Le signal qui retentit dans ma tête pousse mes membres à prendre vie. Sans prendre la peine de le laisser finir, j'attrape son visage et plaque mes lèvres contre les siennes. C'est la première fois que je prends les devants en l'embrassant, l'expérience est plutôt plaisante, sinon complètement démente. Ni une ni deux, Kai réagit et insère sa langue dans ma bouche, enveloppant chaque parcelle de mes lèvres comme si elles constituaient le mets le plus délicieux qu'il n'ait jamais savouré. Pour sa part, il a le goût de sucre et du sel, rappel des chips qu'il a mangées et du Coca qu'il a bu un peu plus tôt. Nous nous embrassons de tout notre soûl comme si nous étions nés dans le seul but de le faire. Je perds pied. La fougue qui nous éprend est purement primitive, je n'ai envie de penser à rien d'autre que lui et la ferveur de ses baisers. À titre de comparaison, le dernier que l'on s'est échangé paraît ridiculement innocent mais, en cet instant, je me fiche bien de savoir si mon attitude est indécente ou non. Ça m'est égal, si je commets un impair que je regretterais plus tard ; si notre baiser ne signifie rien ou si, au contraire, il signifie tout un tas de choses. Plus rien n'a d'importance. Il n'y a que Kai et moi, et ce moment de passion brûlante qui m'incite à aimer les risques de l'audace.
Sans m'en rendre compte, mes pieds se décrochent du sol et je me retrouve assise sur le plan de travail, jambes de part et d'autre du bassin de Kai. Il me tient fermement par les cuisses, de telle façon que je ne bouge pas ne serait-ce que d'un centimètre de ma place. Cette nouvelle position lui permet ainsi d'enfouir son visage dans mon cou et d'y déposer quelques baisers humides par-ci par-là, stimulant davantage la flamme de mes désirs. De ses doigts graciles, il glisse ensuite sa poigne jusqu'à mes hanches, puis un peu plus à l'intérieur. Son touché est d'une finesse déroutante. Tandis que je sens quelque chose se réveiller dans mon bas-ventre, il raffermit sa prise pour me permettre de le sentir tout entier contre moi. Je ne fais rien pour réprimer mes gémissements. C'est beaucoup trop bon.

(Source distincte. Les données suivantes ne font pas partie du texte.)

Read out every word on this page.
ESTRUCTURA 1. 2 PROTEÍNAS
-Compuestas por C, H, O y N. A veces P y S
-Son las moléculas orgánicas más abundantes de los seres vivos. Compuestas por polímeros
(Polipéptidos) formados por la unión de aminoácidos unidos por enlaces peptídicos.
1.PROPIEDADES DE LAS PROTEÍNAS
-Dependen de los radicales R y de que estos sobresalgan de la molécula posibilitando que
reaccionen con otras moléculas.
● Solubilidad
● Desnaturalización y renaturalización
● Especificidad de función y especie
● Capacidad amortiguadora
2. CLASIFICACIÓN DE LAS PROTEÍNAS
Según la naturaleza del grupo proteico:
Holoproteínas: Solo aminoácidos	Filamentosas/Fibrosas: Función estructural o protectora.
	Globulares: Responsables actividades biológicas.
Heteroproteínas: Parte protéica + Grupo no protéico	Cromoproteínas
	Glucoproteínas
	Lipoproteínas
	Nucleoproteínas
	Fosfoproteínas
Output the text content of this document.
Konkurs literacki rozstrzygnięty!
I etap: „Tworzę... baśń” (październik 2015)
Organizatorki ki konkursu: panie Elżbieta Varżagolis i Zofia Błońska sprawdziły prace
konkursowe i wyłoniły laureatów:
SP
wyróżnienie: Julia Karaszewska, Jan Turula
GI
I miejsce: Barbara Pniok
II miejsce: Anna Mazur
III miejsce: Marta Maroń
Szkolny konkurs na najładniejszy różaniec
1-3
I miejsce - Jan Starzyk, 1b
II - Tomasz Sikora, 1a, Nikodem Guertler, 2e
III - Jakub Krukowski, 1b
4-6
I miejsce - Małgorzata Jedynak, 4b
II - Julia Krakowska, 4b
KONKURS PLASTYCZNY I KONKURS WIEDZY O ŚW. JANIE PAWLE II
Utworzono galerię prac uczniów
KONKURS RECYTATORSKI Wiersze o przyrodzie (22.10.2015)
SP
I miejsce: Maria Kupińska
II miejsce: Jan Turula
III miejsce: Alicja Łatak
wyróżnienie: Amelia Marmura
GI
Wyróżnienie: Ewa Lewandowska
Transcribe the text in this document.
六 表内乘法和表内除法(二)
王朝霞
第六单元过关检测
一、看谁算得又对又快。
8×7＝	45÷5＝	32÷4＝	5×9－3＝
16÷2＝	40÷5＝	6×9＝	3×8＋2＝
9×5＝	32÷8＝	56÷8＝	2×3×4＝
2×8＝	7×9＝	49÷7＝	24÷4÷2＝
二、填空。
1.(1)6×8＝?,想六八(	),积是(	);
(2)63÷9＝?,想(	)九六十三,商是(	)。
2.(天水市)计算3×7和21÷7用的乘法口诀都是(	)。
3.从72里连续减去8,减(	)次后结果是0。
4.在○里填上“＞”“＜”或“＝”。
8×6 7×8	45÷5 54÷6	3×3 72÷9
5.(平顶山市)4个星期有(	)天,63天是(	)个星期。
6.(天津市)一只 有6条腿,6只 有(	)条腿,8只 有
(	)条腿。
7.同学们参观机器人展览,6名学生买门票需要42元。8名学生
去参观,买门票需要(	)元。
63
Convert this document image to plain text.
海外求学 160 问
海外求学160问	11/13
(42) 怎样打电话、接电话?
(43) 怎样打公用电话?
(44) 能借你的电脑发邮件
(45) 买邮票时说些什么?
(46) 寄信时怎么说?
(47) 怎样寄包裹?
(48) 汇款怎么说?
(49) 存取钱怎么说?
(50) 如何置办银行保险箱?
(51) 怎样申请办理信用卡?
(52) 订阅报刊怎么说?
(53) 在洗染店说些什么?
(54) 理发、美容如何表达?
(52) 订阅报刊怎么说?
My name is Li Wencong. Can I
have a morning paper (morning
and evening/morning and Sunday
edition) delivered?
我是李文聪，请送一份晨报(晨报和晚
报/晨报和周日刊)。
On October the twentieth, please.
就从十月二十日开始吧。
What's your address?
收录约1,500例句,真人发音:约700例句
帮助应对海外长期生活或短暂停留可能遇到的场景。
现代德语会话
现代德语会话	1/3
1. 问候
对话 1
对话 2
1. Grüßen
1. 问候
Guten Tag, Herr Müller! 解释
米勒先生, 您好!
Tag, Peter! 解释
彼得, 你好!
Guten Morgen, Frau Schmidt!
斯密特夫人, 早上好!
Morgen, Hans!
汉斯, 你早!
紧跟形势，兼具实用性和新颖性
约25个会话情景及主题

— J'ai l'impression de trahir Shirley, soufflé-je sans m'éloigner de lui pour autant.
Du reste, mes mots ne font pas le poids face aux agissements de mon corps.
— C'est elle qui a rompu, me rappelle-t-il, et en revenant sur ma bouche : Elle n'est pas obligée de savoir. Puis, ce n'était pas toi qui m'avais dit que nous pourrions être ensemble si je n'étais plus avec elle ?
— Si...
— Eh bien c'est le cas, maintenant. Je suis tout à toi, et à toi seulement.
Il m'embrasse derechef, encore et encore, sans jamais perdre le fil de sa respiration. J'admire son professionnalisme en la matière, mais je suis forcée d'interrompre une nouvelle fois ce doux moment, car il y a encore quelque chose qui me travaille l'esprit.
— Tu retournes à Portland à la rentrée, Kai... Comment toute cette histoire va-t-elle se finir ?
Il dépose un baiser sur le sommet de mon crâne.
— Ne pense pas à ça tout de suite, Elisa. Vis le moment présent avec moi. Pour l'instant, c'est tout ce qui compte.
Un accord tacite passe entre nous.
Peu importe ce qu'il adviendra plus tard, j'ai le droit de vivre tout comme celui d'aimer. Et si me plier entièrement à la volonté de mes désirs est quelque chose qui ensuivra des répercussions, eh bien, je prends le risque.
Bien plus tard, après que Kai est rentré chez lui, Maman rentre du travail et surprend mon sourire béat, qui n'a pas quitté mes lèvres depuis le départ de celui-ci.
— Ça me fait plaisir de voir ma fille d'aussi bonne humeur, lance-t-elle d'un air conspirateur.
— Je sais, dis-je, flottant sur un petit nuage.
— Scarlett a enfin mis le grappin sur le fameux garçon ?
J'ai un éclat de rire.
— Scarlett a bel et bien enfin mis le grappin sur le fameux garçon, Maman.